А он, весь золотистый, словно искупавшейся в расплавленном золоте, точно бог Солнца, вдруг рассмеялся — то был страшный, безумный хохот; но, когда он, продолжая смеяться заговорил — в голосе его не было безумия — лишь холодная, сдержанная сила звучала в нем:
— Хорошо же я додумался: залез в самую малую бочку. И поделом мне — когда это меня, правителя, блеск золота обманывал? Что ж: блеск разуменье мое помутил — и поделом, поделом; тебя поджарило!..
Так хрипел он еще довольно долгое время, но вот, опершись на свой меч, поднялся, и постоял так некоторое время, покачиваясь из стороны в сторону.
— Проклятье. — хрипел он негромко. — …Глаза совсем ничего не видят. Эй, остался еще здесь кто живой?!..
Как выяснилось, в живых осталось еще около десятерых, в том числе — четверо из бочка с Робином. Осталась в живых так же и мать с младенцем; и самое удивительное: младенец уже погрузился в крепкий сон, ну а мать его, говорила:
— Неужели уже все закончилось? А я и не заметила ничего: только нырнула, так маленького то к губам поднесла, да шептала ему что-то… будто бы мгновенье прошло, а погорело то как все… — но тут она заметила тех, кто не выдержал и замолчала, прикрыла глаза, крепче прижала малыша к груди своей…
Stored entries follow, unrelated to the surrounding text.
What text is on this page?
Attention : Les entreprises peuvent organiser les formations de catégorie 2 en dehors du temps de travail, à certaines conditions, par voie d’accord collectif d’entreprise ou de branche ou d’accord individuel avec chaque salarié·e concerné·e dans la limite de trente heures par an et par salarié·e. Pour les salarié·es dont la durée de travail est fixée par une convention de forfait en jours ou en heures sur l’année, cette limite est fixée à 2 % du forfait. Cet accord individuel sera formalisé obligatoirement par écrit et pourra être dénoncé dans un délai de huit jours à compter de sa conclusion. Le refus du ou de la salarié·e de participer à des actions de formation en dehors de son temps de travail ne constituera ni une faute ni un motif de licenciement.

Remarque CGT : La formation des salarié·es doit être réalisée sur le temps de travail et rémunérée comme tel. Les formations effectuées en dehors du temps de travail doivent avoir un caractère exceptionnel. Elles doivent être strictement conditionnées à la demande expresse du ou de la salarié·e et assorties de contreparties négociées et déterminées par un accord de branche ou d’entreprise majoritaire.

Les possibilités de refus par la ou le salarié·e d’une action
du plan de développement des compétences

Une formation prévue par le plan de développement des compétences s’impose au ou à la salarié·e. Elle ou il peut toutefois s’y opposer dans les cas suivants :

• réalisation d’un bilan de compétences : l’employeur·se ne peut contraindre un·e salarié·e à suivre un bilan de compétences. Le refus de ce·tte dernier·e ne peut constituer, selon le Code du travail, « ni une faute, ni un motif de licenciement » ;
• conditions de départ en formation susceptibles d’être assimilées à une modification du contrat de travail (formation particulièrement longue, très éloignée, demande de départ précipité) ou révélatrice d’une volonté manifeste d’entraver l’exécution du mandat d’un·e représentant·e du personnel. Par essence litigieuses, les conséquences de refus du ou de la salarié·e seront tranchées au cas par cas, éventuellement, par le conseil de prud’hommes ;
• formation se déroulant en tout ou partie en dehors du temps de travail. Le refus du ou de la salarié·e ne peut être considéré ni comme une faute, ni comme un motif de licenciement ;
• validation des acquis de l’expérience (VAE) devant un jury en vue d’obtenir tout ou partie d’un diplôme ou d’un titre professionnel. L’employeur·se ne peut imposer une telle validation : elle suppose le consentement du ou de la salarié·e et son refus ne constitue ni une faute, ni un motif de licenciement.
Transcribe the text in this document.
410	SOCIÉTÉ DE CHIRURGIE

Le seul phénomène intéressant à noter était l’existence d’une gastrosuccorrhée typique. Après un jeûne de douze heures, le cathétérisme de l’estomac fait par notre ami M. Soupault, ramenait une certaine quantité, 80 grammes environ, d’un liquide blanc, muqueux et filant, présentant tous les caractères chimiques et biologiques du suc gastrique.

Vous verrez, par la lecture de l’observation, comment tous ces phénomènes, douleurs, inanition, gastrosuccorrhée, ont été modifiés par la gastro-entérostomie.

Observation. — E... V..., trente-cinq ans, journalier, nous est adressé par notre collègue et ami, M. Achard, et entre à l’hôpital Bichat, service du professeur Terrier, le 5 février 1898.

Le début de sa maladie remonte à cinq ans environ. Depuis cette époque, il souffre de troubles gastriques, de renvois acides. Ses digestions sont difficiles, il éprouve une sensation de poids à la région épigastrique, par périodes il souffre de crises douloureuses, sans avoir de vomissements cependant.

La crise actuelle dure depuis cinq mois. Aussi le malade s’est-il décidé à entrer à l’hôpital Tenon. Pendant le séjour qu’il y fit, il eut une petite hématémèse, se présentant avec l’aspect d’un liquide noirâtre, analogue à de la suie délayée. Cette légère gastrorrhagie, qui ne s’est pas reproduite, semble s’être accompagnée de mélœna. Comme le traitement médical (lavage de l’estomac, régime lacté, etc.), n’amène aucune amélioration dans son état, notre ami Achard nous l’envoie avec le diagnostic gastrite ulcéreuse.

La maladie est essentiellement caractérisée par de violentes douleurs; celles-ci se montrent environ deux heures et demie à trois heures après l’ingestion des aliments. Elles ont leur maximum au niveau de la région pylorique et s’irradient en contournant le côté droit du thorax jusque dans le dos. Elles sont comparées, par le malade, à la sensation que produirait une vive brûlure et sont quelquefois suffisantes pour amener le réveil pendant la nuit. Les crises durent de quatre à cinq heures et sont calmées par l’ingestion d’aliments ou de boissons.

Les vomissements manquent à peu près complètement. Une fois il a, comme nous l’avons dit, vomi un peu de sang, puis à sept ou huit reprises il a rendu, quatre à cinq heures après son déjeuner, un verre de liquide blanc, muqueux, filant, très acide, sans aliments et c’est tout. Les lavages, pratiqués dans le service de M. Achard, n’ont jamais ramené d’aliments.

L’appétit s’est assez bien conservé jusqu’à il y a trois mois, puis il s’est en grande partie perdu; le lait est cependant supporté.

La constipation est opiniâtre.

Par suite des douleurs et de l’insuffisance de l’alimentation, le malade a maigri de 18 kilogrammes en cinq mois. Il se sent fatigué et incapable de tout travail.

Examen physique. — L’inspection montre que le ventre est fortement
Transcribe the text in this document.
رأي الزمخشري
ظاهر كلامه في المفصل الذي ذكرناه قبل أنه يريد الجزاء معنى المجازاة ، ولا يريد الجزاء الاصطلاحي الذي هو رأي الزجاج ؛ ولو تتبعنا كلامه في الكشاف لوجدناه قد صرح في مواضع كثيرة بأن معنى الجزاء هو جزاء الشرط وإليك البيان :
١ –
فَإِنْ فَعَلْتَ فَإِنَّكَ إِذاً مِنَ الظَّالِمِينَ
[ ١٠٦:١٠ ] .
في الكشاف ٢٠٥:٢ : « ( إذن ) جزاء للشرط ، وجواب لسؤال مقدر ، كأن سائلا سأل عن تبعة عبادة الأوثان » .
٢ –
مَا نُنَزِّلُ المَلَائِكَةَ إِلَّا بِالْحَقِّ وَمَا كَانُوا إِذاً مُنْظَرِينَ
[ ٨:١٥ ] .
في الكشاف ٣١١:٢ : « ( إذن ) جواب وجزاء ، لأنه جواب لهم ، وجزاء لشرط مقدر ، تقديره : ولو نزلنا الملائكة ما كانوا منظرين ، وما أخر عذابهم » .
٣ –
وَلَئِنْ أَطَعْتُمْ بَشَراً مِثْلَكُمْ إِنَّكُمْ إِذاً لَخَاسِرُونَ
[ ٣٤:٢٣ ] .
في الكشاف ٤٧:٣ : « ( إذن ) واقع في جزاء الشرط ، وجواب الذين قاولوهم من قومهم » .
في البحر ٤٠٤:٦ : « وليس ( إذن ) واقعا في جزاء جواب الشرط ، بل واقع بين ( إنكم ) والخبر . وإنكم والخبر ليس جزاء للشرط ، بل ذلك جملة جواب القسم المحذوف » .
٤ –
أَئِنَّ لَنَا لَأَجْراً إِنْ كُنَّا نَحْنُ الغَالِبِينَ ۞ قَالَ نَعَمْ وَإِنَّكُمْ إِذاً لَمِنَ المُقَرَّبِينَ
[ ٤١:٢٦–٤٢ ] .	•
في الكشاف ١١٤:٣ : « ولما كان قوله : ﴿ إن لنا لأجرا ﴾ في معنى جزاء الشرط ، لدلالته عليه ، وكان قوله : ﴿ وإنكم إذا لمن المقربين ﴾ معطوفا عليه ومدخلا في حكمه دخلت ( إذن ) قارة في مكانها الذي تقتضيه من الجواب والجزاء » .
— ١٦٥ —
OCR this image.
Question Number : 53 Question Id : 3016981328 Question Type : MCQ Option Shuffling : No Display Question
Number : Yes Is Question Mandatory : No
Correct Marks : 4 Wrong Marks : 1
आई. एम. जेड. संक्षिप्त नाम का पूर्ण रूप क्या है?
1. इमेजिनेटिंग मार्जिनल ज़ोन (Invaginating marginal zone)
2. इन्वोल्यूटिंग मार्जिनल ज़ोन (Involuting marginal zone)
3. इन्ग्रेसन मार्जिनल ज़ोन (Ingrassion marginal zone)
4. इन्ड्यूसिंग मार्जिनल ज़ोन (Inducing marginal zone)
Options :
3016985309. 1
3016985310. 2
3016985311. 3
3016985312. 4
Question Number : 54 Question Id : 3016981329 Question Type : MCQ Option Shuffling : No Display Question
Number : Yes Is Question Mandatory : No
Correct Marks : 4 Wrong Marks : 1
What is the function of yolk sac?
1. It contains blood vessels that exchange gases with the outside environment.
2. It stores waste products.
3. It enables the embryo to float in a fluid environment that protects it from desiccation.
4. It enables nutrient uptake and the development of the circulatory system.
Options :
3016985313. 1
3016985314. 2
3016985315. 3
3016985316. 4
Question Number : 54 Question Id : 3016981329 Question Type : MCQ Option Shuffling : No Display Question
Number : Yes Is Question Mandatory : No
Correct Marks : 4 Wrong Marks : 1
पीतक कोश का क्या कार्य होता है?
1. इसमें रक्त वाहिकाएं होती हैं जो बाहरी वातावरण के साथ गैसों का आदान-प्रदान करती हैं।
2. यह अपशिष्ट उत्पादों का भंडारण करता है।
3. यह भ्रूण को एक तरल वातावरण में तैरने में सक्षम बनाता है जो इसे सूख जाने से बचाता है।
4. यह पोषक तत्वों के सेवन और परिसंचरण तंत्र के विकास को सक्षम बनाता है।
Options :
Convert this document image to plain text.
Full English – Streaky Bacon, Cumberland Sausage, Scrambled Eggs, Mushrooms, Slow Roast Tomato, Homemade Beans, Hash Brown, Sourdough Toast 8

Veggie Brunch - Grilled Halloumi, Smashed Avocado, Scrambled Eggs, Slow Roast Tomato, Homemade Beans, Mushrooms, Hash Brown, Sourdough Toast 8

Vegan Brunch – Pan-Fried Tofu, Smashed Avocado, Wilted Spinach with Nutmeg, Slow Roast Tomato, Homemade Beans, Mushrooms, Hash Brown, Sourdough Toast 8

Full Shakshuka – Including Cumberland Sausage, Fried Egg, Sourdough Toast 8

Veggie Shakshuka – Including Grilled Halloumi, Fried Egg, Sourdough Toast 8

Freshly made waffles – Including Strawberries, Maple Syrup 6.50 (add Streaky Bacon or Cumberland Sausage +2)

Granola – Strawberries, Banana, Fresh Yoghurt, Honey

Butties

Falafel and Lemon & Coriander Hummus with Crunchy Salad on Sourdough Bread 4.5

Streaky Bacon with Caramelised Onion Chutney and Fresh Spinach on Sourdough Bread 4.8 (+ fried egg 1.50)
Постепенно жар уменьшался, однако, стал наползать дым, который совсем не давал дышать, и жег глаза. Надо было выбираться, а сделать это было совсем нелегко. Наконец, Троун к которому хоть немного вернулось зрение, подхватил одну из бочек с рассолом, и вылил ее на одну из догорающих балок — она зашипела, взвился пар, и, хоть и осталось она горячей, но нестерпимо, и можно было, хватаясь за нее, вскарабкаться наверх. А наверху догорали обугленные углы, да из груд углей вырывались запоздалые языки пламени. Кое-как, все-таки, выбрались они, а там, по оставшимся перекрытиям, поддерживая друг друга, добрались и до долгожданного снега — который отступил от пепелищ метров на десять. В этот снег они, с блаженными стонами повалились, загребали его ладонями, терлись об него лицами, затем, с жадностью вдыхали свежий воздух, и все никак не могли надышаться — этот воздух казался им величайшим благом. Наконец, некоторые из них засмеялись, некоторые расплакались — ведь, они же от смерти вырвались! Так бы и совсем они замерзли, если бы Фалко о них не позаботился — сказал, что надо идти хотя бы в хлеб; полежать, погреться там на соломе, в тепле.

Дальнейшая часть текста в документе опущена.